Temporada seca y cielos despejados
Entre los meses de mayo y octubre, la ciudad recibe a los viajeros con días soleados y una atmósfera más activa. Al descender del avión en el Aeropuerto de Chachapoyas, notarás de inmediato un clima fresco pero seco, con temperaturas que oscilan entre los 12 °C y 23 °C. Es el momento ideal para las caminatas largas hacia monumentos como la fortaleza de Kuélap, ya que los senderos están firmes y la visibilidad de los valles es total.

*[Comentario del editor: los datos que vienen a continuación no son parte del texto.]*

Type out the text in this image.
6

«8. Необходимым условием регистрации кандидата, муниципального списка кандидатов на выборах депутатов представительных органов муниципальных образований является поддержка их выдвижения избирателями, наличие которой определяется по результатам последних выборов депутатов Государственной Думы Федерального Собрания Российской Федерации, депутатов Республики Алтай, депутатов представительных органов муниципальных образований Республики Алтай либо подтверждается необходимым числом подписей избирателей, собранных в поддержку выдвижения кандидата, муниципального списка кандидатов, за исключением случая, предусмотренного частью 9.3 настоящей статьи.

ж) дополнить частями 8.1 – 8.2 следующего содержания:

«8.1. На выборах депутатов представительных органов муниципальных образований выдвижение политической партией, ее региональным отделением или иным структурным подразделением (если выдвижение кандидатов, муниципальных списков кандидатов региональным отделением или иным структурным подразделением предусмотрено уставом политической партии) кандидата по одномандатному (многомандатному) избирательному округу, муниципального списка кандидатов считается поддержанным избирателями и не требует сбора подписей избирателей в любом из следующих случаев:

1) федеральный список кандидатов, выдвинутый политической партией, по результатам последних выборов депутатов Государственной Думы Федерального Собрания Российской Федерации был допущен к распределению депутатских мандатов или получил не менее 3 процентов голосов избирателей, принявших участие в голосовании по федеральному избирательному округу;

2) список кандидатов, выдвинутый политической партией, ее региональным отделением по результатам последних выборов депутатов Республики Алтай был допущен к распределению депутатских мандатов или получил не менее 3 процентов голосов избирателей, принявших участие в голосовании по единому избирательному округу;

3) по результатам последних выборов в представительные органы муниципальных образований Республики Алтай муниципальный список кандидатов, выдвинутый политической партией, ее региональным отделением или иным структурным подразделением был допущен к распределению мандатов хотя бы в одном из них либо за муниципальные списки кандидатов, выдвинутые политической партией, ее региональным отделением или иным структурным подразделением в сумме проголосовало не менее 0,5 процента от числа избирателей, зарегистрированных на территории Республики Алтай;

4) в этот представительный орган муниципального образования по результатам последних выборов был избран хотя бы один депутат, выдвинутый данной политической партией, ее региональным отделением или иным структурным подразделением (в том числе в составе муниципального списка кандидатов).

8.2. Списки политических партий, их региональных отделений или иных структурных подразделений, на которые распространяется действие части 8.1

En junio, el ritmo social se acelera con la Semana Turística de Chachapoyas, un evento que llena las calles de danzas y ferias gastronómicas. La vida diaria se traslada a las plazas y los alrededores del Jirón Amazonas, donde el movimiento es constante hasta el atardecer. Es la época donde el entorno luce un dorado suave bajo el sol, facilitando el acceso a las caídas de agua más famosas de la región sin las complicaciones del barro.
Temporada de lluvias y paisajes intensos
De noviembre a abril, la ciudad entra en un ciclo de mayor quietud y una humedad que resalta el aroma a tierra mojada. Aunque las precipitaciones son frecuentes, suelen presentarse en forma de chubascos intensos seguidos de claros, manteniendo el termómetro en un promedio de 18 °C. Al llegar en esta época, la primera impresión es la de una ciudad envuelta en neblina, lo que le otorga un aire místico a las casonas coloniales de balcones blancos.
El paisaje se transforma en un verde eléctrico y las cataratas, como Gocta, alcanzan su máximo caudal, ofreciendo un espectáculo visual mucho más potente. El ritmo de vida se vuelve más pausado y contemplativo, ideal para quienes buscan una conexión más íntima con la cultura local sin las aglomeraciones del invierno. Los recorridos por el centro histórico se disfrutan con calma, refugiándose en los cafés tradicionales cuando la lluvia marca el compás de la tarde.